Parkinson was also a contributor in palentology, geology, and a prominent voice in political reform under the name of Old Hubert.

It was Meinert, a German neuroscientist, who pointed towards the basilar ganglia as a source of dysfunction in Parkinson's Disease (1871).

Of course it has been in our generation that dopamine, a neurotransmitter, is a factor in Parkinson’s Disease.

 

FRITCH & HITZIG

Although their names are not attached to specific anatomical structures or syndromes, Gustav Teodor Fritch and Eduard Hitzig's contributions in topical, cortical mapping stand out.

We are all familiar with the picture of the grotesque homonculus superimposed on the brain surface.

During the Prussian-Danish war, 1864, Herr Doctor Fritch observed that dressing head wounds of injured soldiers produced twitching in the opposite side of the body when the cortex was touched.  He shared this with Hitzig, a practitioner in Berlin, and together they carried out electrical stimulation of cortex in dogs.  Since they had no lab facility, the studies were often carried out on Frau Hitzig's dressing table.

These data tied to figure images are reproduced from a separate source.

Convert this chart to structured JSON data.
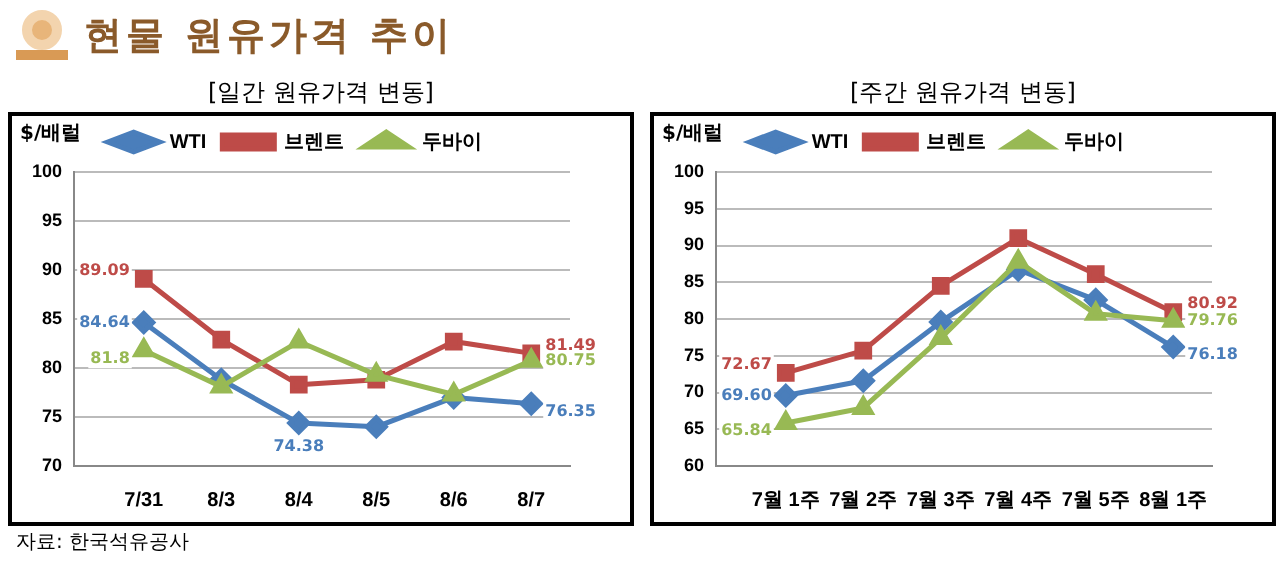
{
  "chart_data": [
    {
      "type": "line",
      "title": "현물 원유가격 추이",
      "subtitle": "[일간 원유가격 변동]",
      "ylabel": "$/배럴",
      "categories": [
        "7/31",
        "8/3",
        "8/4",
        "8/5",
        "8/6",
        "8/7"
      ],
      "ylim": [
        70,
        100
      ],
      "yticks": [
        70,
        75,
        80,
        85,
        90,
        95,
        100
      ],
      "grid": "y",
      "legend": "top",
      "annotations": [
        "자료: 한국석유공사"
      ],
      "series": [
        {
          "name": "WTI",
          "color": "#4a7ebb",
          "marker": "diamond",
          "values": [
            84.64,
            78.8,
            74.38,
            74.0,
            77.0,
            76.35
          ],
          "value_labels": [
            "84.64",
            null,
            "74.38",
            null,
            null,
            "76.35"
          ]
        },
        {
          "name": "브렌트",
          "color": "#be4b48",
          "marker": "square",
          "values": [
            89.09,
            82.9,
            78.3,
            78.8,
            82.7,
            81.49
          ],
          "value_labels": [
            "89.09",
            null,
            null,
            null,
            null,
            "81.49"
          ]
        },
        {
          "name": "두바이",
          "color": "#98b954",
          "marker": "triangle",
          "values": [
            81.8,
            78.1,
            82.7,
            79.3,
            77.3,
            80.75
          ],
          "value_labels": [
            "81.8",
            null,
            null,
            null,
            null,
            "80.75"
          ]
        }
      ]
    },
    {
      "type": "line",
      "subtitle": "[주간 원유가격 변동]",
      "ylabel": "$/배럴",
      "categories": [
        "7월 1주",
        "7월 2주",
        "7월 3주",
        "7월 4주",
        "7월 5주",
        "8월 1주"
      ],
      "ylim": [
        60,
        100
      ],
      "yticks": [
        60,
        65,
        70,
        75,
        80,
        85,
        90,
        95,
        100
      ],
      "grid": "y",
      "legend": "top",
      "series": [
        {
          "name": "WTI",
          "color": "#4a7ebb",
          "marker": "diamond",
          "values": [
            69.6,
            71.6,
            79.6,
            86.7,
            82.6,
            76.18
          ],
          "value_labels": [
            "69.60",
            null,
            null,
            null,
            null,
            "76.18"
          ]
        },
        {
          "name": "브렌트",
          "color": "#be4b48",
          "marker": "square",
          "values": [
            72.67,
            75.7,
            84.5,
            91.0,
            86.1,
            80.92
          ],
          "value_labels": [
            "72.67",
            null,
            null,
            null,
            null,
            "80.92"
          ]
        },
        {
          "name": "두바이",
          "color": "#98b954",
          "marker": "triangle",
          "values": [
            65.84,
            67.9,
            77.4,
            87.8,
            80.7,
            79.76
          ],
          "value_labels": [
            "65.84",
            null,
            null,
            null,
            null,
            "79.76"
          ]
        }
      ]
    }
  ]
}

Despite the crudity of the procedure the results agreed with Fritch’s original observation: Electrical stimulation of the cortical surface of dogs produced contractions in muscles of the opposite side of the body.  Cortical mapping was born.

 

ALOIS ALSHEIMER

In 1907, a German neuropathologist by his lifelong studies of dementia showed the value of clinical-pathological correlation.  The man was Alois Alsheimer.

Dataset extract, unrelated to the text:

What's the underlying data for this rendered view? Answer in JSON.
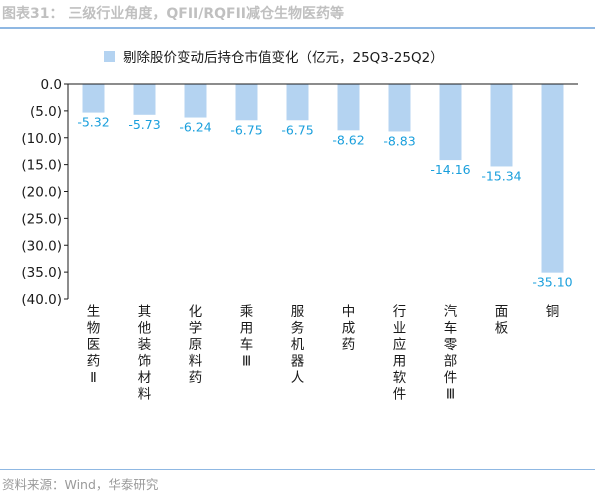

In these studies he showed the relationship of intellectual deterioration in patients with specific changes in the brain architecture, such as: cerebral atrophy, senile plaques, and neurofibrillary tangles which look like skeletons of brain cells.

Various theories of causation have been put forth, none have been proven, same goes for treatment - certain drugs have seemed to slow the progression of the disease, and there is some justification for cautious optimism that Alzheimers' Disease may someday be treated or even prevented.